Fiddler, Excel, and "Good Enough"
My family's dog of 10 years, Neko, unfortunately passed away a couple of months ago. My parents decided that now was a good time to start looking for another beautiful dog to bring into their life, but were having some trouble finding a dog that fit their requirements. Neko, and our dog before that, Macy, were both black British Labrador females. More than that, they actually came from the same breeder, some 14 odd years apart. Unfortunately the breeder didn't have any available, and so my dad went out to get a list of breeders that he could contact. So he shot me an email.
The American Kennel Club (or AKC for short) has a "Breeder of Merit" program. If you're looking to get a dog, I would highly recommend looking at your local shelter dogs as your first priority, but my parents had something pretty specific in mind. The issue is that the list of breeder's forces you to select a single state, can't sort by breed, and only lets you see 45 at a time.
There are a couple of elements that immediately make me think that we can work around this. First, the website has a cfm
extension, which means that they're using ColdFusion, and usually means that it's a DIY website with not a ton of backend sophistication. Secondly, the 45 restriction is unlikely to be something that's required by the server, and more just a client-side restriction. Fiddler is the perfect tool for something like this.

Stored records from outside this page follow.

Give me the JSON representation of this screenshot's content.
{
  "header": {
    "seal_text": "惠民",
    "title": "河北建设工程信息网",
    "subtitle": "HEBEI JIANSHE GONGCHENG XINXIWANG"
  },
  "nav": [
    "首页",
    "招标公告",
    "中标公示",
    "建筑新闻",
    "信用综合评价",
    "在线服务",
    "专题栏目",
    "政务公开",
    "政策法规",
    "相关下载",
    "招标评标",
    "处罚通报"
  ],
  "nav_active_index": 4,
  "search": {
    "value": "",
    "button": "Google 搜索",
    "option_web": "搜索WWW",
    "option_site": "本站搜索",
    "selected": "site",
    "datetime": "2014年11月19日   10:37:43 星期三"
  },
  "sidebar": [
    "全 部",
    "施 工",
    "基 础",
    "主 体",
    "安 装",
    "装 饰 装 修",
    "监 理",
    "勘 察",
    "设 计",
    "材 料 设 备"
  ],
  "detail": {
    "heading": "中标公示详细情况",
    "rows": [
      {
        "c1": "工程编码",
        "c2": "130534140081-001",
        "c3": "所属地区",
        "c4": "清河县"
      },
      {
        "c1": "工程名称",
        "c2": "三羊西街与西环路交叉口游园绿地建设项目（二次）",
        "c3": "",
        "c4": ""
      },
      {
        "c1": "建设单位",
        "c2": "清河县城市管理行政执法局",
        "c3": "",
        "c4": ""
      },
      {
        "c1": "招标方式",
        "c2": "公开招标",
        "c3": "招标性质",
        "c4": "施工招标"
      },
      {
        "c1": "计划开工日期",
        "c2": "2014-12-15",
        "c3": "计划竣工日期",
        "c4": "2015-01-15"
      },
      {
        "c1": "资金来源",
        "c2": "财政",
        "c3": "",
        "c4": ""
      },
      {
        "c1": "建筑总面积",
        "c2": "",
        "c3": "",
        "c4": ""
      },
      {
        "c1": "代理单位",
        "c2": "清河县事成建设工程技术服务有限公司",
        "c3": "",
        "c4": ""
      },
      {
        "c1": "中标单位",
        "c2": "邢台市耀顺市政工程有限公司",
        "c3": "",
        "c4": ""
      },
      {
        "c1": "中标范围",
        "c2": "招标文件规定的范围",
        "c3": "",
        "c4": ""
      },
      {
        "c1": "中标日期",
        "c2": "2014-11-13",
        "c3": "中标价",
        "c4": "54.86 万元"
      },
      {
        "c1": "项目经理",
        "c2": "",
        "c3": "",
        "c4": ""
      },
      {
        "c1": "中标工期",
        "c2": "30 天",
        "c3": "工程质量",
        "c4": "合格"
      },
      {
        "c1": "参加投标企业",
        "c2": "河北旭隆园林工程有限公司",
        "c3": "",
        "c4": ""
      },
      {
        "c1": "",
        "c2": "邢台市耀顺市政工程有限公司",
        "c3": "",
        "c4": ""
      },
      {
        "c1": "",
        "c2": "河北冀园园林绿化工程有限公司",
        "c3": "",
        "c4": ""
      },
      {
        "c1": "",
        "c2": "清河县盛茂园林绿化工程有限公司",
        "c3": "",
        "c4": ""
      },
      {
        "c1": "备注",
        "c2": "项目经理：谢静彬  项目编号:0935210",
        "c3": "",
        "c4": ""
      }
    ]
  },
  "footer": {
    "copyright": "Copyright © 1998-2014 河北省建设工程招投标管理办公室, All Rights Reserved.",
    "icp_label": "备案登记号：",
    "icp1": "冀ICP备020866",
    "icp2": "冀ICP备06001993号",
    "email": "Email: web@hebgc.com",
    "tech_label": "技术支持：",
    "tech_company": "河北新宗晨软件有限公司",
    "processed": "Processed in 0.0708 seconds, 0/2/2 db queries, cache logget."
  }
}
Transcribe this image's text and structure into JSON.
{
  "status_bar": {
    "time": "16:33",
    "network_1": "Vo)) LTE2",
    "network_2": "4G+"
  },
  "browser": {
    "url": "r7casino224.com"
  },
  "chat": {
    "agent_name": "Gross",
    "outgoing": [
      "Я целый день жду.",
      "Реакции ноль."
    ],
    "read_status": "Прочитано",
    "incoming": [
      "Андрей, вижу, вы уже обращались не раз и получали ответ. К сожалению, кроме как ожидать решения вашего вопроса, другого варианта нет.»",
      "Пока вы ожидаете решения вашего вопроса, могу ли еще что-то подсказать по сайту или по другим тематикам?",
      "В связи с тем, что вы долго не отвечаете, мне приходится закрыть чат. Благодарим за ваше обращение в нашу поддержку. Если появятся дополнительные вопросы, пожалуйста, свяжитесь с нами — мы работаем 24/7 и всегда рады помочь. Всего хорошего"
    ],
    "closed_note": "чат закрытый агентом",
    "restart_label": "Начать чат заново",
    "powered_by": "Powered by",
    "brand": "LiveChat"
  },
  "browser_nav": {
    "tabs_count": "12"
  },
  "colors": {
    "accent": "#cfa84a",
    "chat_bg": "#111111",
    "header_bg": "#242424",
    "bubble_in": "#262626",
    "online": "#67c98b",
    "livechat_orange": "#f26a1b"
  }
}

Fiddler is a debugging proxy tool for logging, inspecting, and altering HTTP and HTTPS traffic. Basically when you do something on a website, a request goes from your computer to the server that powers the website. Fiddler sits in-between that connection, and lets you see what goes out and what comes in. Tools like this are very dangerous when an attacker is using them (this is a "Man In The Middle" or MITM attack) to nab your bank account details on the way to logging in, but are very useful when you're using it yourself. We can fire up Fiddler, and fire off the search again, making sure to look for the blue "POST" request.
There's one that's making a request to "apps/breederofmerit/components/BreederOfMerit.cfc", and that looks right up our alley. Clicking over to Inspect the traffic, we can see that it has a list of parameters that it's passing to the backend.
{"page":1,"pageSize":45,"gridsortcolumn":"","gridsortdirection":"ASC","sid":"ecom","cde_state_province":"CA","filter":""}
We can also take a look at the raw response that's being passed back by the server.
{"QUERY":{"COLUMNS":["BREEDER_NAME","CDE_STATE_PROVINCE","TEXT_NAME_LAST_OR_OTHER","TEXT_NAME_FIRST","CUSTOMER_NUMBER","BREEDS"],"DATA":[["Laura A","CA","A","Laura","#...","Australian Shepherd"],...},"TOTALROWCOUNT":"1604"}
I ...
'd some of the information out, but you can see roughly what's being returned. It also tells you the total row count, which is super helpful for this case. Alright, so now we can kind of see how the "Fiddler" bit of the title comes in, but what about the "Excel" and "Good Enough" bits? At this point, we have a request that we can tweak slightly and send again. We could increment the page number and get the second page of results. We could try and sort on the breed, and only return the top ones because "British Labrador" is pretty close to the top. We could try and figure out how the filter
parameter works, and use that to search for Labrador directly. We also want states other than California (we're looking at a multi-state radius including CA, OR, NV, AZ, WA, and UT), so we could spend some time trying to figure out how to expand the state search. These are all possible approaches, but I don't care about an elegant solution, I just want the data. So let's just set the page size to 1604. And it works like a charm.
First one has the 45 rows of data, the second one has all 1604. Rather than process them in Python or anything, a simple regex (replacing \[(.*?)\],
with \1\n
) gets it into a format that can be read as a CSV file. Rather than coming up with some clever way to handle the multiple states, I just did it 6 times for each state. I took all of it, dumped it in one large Excel document, and filtered by breed. Voila! From start to finish under 15 minutes, and something that would have taken ages to do by hand.
The moral of the story is twofold:
- If a website is doing it, so can you just by mimicking the request. You'd be surprised at what you can get away with when people expect that the only thing being sent up is from their own code.
- If you're doing something once, the slightly more manual hacky way usually is a better use of your time.